Любки, на любки - чисто Владимирское обозначение русского кулачного боя. Любая драка
может идти "на любки", то есть не на смерть. Но то, чем владел Поханя, было вполне
самостоятельным видом этого боя, возможно, с довольно древними корнями. Во всяком случае,
его самого учили деды. Мы с ним частенько занимались любками прямо в этой горнице, поэтому я
поднялся и встал напротив него.
- Давай, борись,- велел он.
Я начал осторожно приближаться. С ним я не рисковал действовать напропалую.
- Да ну! Чего ты ходишь?! Борись давай как следует - я не буду ничего делать. Ну, не расшибай
только сильно, если бросишь.
Я понял, что он просто хочет что-то показать, и осмелел. Стараясь быть поточнее, я подобрался к
нему и сделал захват правой за его левую руку поближе к плечу, как бы для броска через бедро.
Точнее, мне показалось, что сделал, потому что, хоть он и не убрал свою руку, но моя словно
провалилась сквозь пустоту и я повалился назад.
- Да не бойся, не бойся, хватай сильнее!- подбодрил меня Поханя.
Не понимая, как же это я так оконфузился, я вскочил на ноги и сделал захват левой за его правую,
а правой за шею и упал сквозь все ту же пустоту вперед, едва успев подставить руки, так что даже
отбил ладони об пол. Тут уж я понял, что что-то не так, и начал действовать с предельной
осторожностью, но быстрее. И при каждом входе в захват оказывался в пустоте, которая хлестко
била меня об пол.

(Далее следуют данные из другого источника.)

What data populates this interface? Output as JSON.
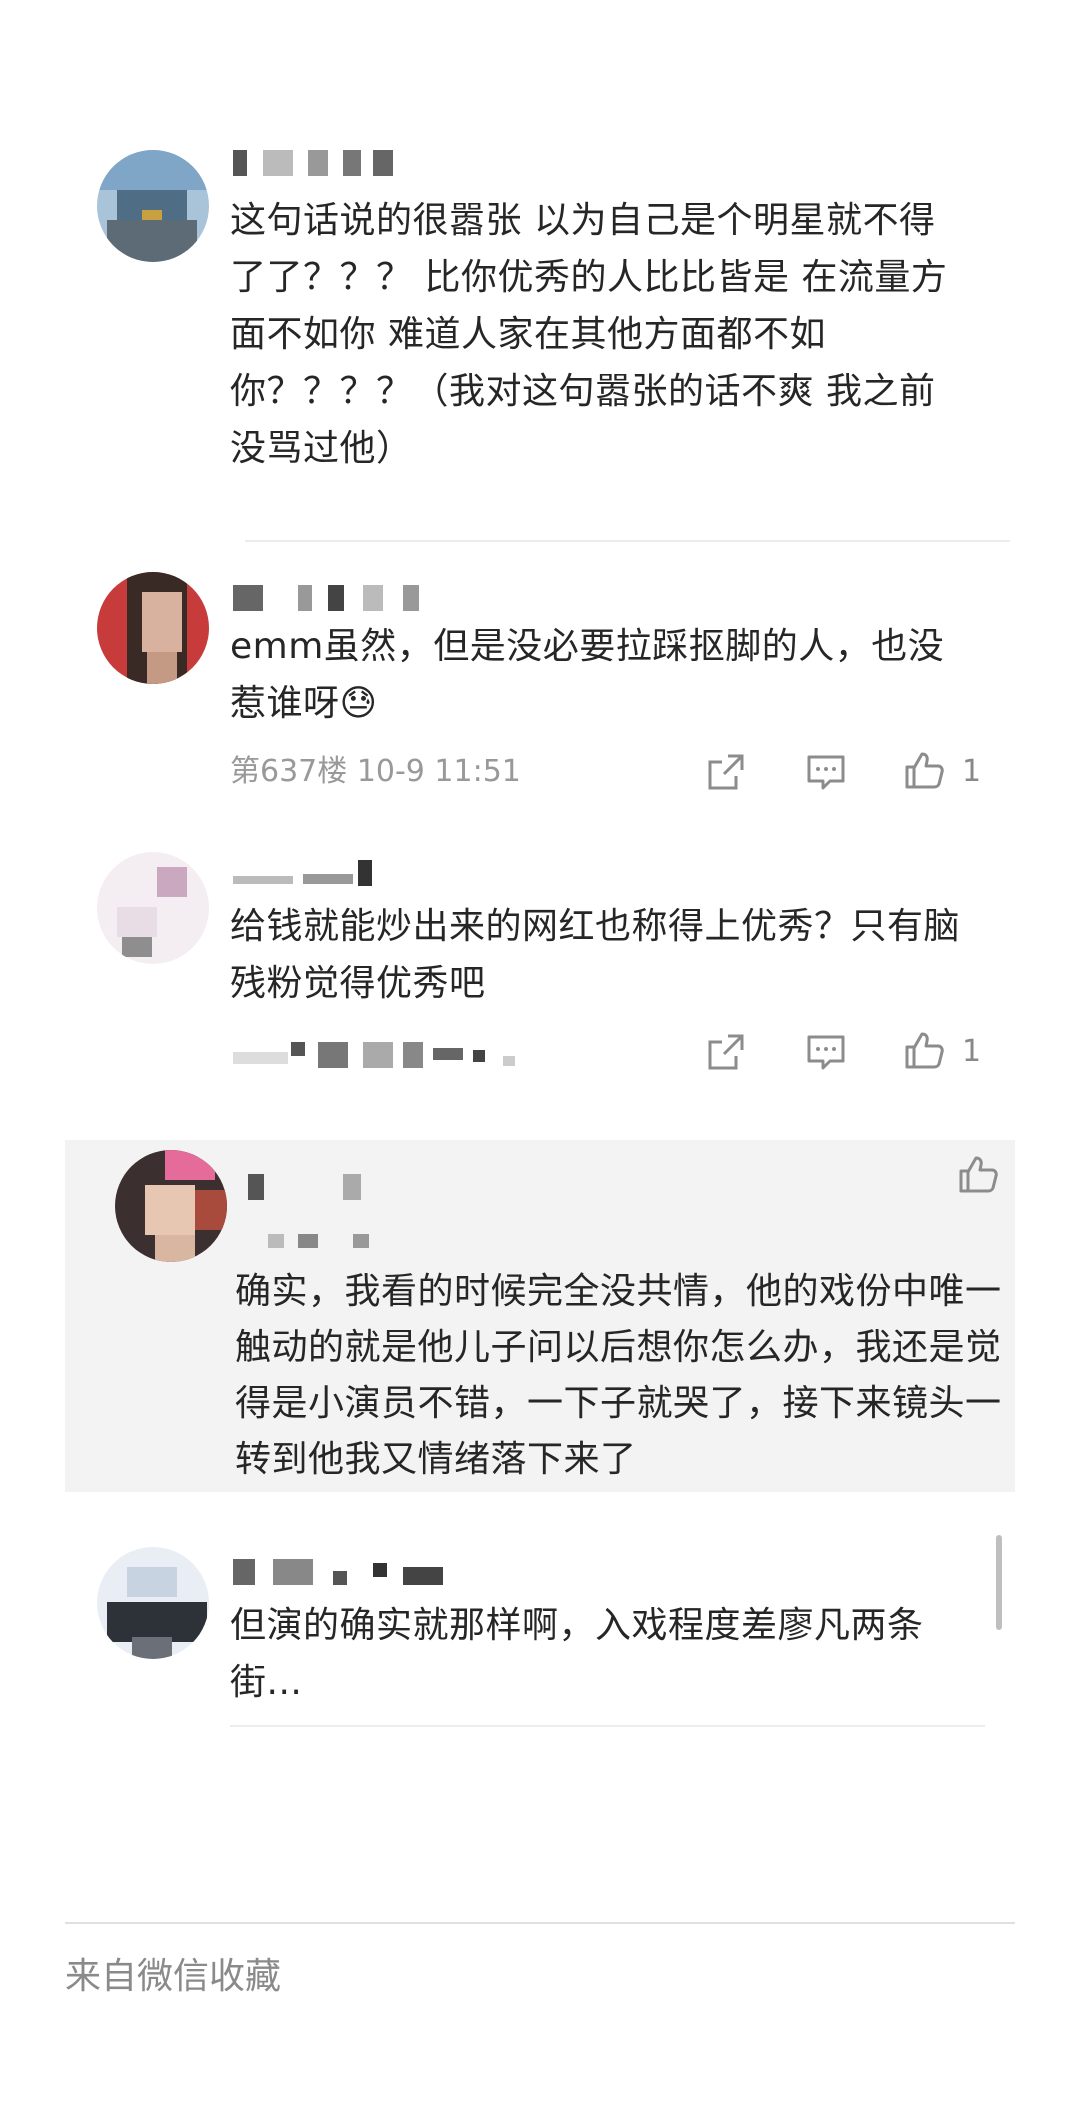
{
  "comments": [
    {
      "text": "这句话说的很嚣张 以为自己是个明星就不得了了？？？ 比你优秀的人比比皆是 在流量方面不如你 难道人家在其他方面都不如你？？？？（我对这句嚣张的话不爽 我之前没骂过他）"
    },
    {
      "text": "emm虽然，但是没必要拉踩抠脚的人，也没惹谁呀😓",
      "floor": "第637楼",
      "time": "10-9 11:51",
      "likes": "1"
    },
    {
      "text": "给钱就能炒出来的网红也称得上优秀？只有脑残粉觉得优秀吧",
      "likes": "1"
    }
  ],
  "quoted_reply": {
    "text": "确实，我看的时候完全没共情，他的戏份中唯一触动的就是他儿子问以后想你怎么办，我还是觉得是小演员不错，一下子就哭了，接下来镜头一转到他我又情绪落下来了"
  },
  "last_comment": {
    "text": "但演的确实就那样啊，入戏程度差廖凡两条街..."
  },
  "footer": {
    "source": "来自微信收藏"
  },
  "icons": {
    "share": "share-icon",
    "comment": "comment-icon",
    "like": "thumbs-up-icon"
  },
  "colors": {
    "text": "#262626",
    "meta": "#999999",
    "quote_bg": "#f3f3f3"
  }
}
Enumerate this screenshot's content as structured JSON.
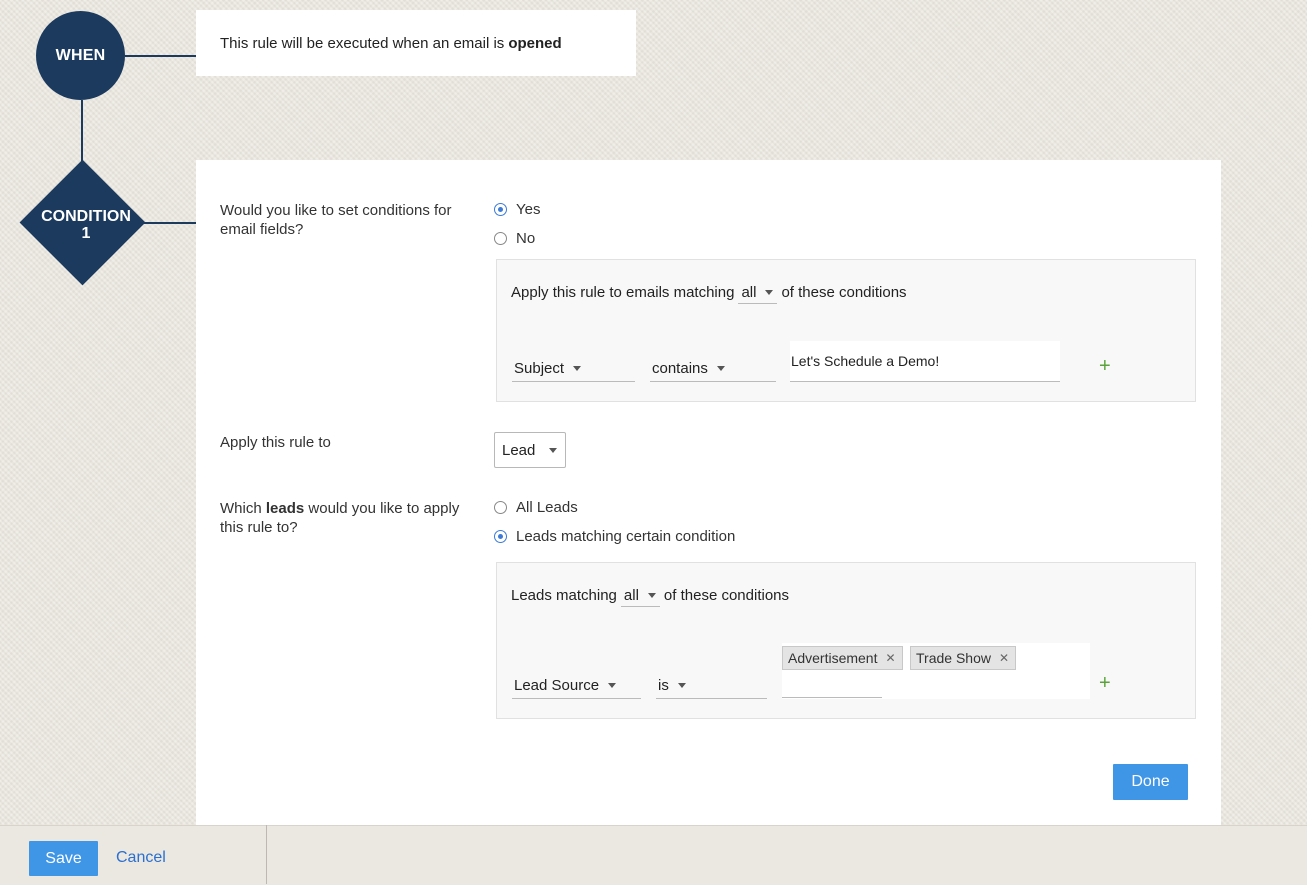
{
  "flow": {
    "when_label": "WHEN",
    "condition_label": "CONDITION",
    "condition_number": "1"
  },
  "when_box": {
    "text": "This rule will be executed when an email is",
    "event": "opened"
  },
  "email_conditions": {
    "question": "Would you like to set conditions for email fields?",
    "options": [
      "Yes",
      "No"
    ],
    "selected": "Yes",
    "match_prefix": "Apply this rule to emails matching",
    "match_mode": "all",
    "match_suffix": "of these conditions",
    "rule": {
      "field": "Subject",
      "operator": "contains",
      "value": "Let's Schedule a Demo!"
    },
    "add_symbol": "+"
  },
  "apply_rule": {
    "label": "Apply this rule to",
    "module": "Lead"
  },
  "lead_scope": {
    "question_prefix": "Which",
    "question_bold": "leads",
    "question_suffix": "would you like to apply this rule to?",
    "options": [
      "All Leads",
      "Leads matching certain condition"
    ],
    "selected": "Leads matching certain condition",
    "match_prefix": "Leads matching",
    "match_mode": "all",
    "match_suffix": "of these conditions",
    "rule": {
      "field": "Lead Source",
      "operator": "is",
      "tags": [
        "Advertisement",
        "Trade Show"
      ]
    },
    "add_symbol": "+"
  },
  "done_label": "Done",
  "footer": {
    "save_label": "Save",
    "cancel_label": "Cancel"
  },
  "colors": {
    "node": "#1b3a5e",
    "accent": "#3f95e6",
    "link": "#2a6fd1",
    "plus": "#5aa33a"
  }
}
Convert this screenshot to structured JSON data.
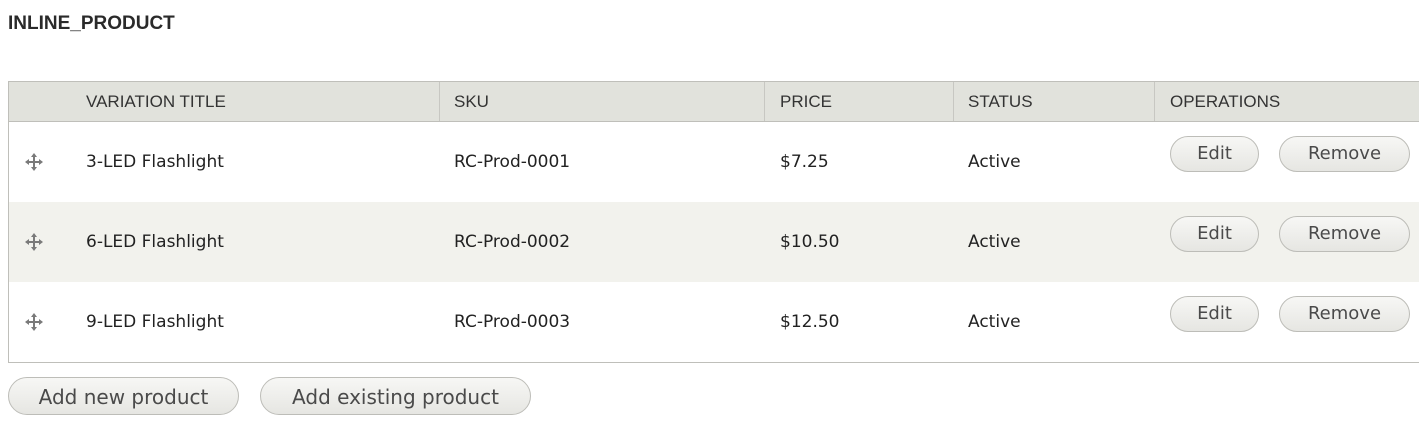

С какого-то момента я уже не надеялся провести бросок и бился лишь за то,
чтобы не упасть, устоять на ногах. Мне все казалось, что теперь я понял и у меня получится. Но не
получилось раз двадцать, если не больше. При этом сам Поханя даже не делал попыток меня не то,
что бросить, даже подтолкнуть слегка. Он только смеялся, а потом начал спрашивать:
- Понял? Ну, понял? Видишь ее? Нет? Да?
"Ее" я не видел, но какое-то понимание у меня начало появляться. Наконец я не выдержал и
спросил его:
- Да кого видеть-то?
Тогда он отодвинулся от меня и показал на свою грудь, даже постучал по ней:
- Смотри! Плотная штука? Я кивнул.
- Потрогай!
Я потрогал, даже постучал по ней кулаком.
- Очевидно?
- Очевидно.
- А я тебе говорю, что это пустота!
- Как?
- Так! Это и есть основная западня, в которую нас ловит мышление. Очевидность - это только
человеческое мнение, а не закон! Не закон природы! Это твое личное право - верить в нее или не
верить. Вот ты веришь, что тело плотное,- он еще раз постучал по груди,- и ты плотный. А я не верю!
Я просто вижу пустоту - и я пустой! Я - пустота! Ну-ка возьми меня!- и он опять начал двигаться
вокруг меня, и его тело исчезало, точно тая, из моих рук. В любках эта работа называется
пустеньем, но говорить о ней надо особо.
В тот раз, вернувшись от Похани домой, я действительно долго просидел, вспоминая все, что мне
говорили про очевидности.
 
(А. Андреев, Очерки русской этнопсихологии, с. 70-72).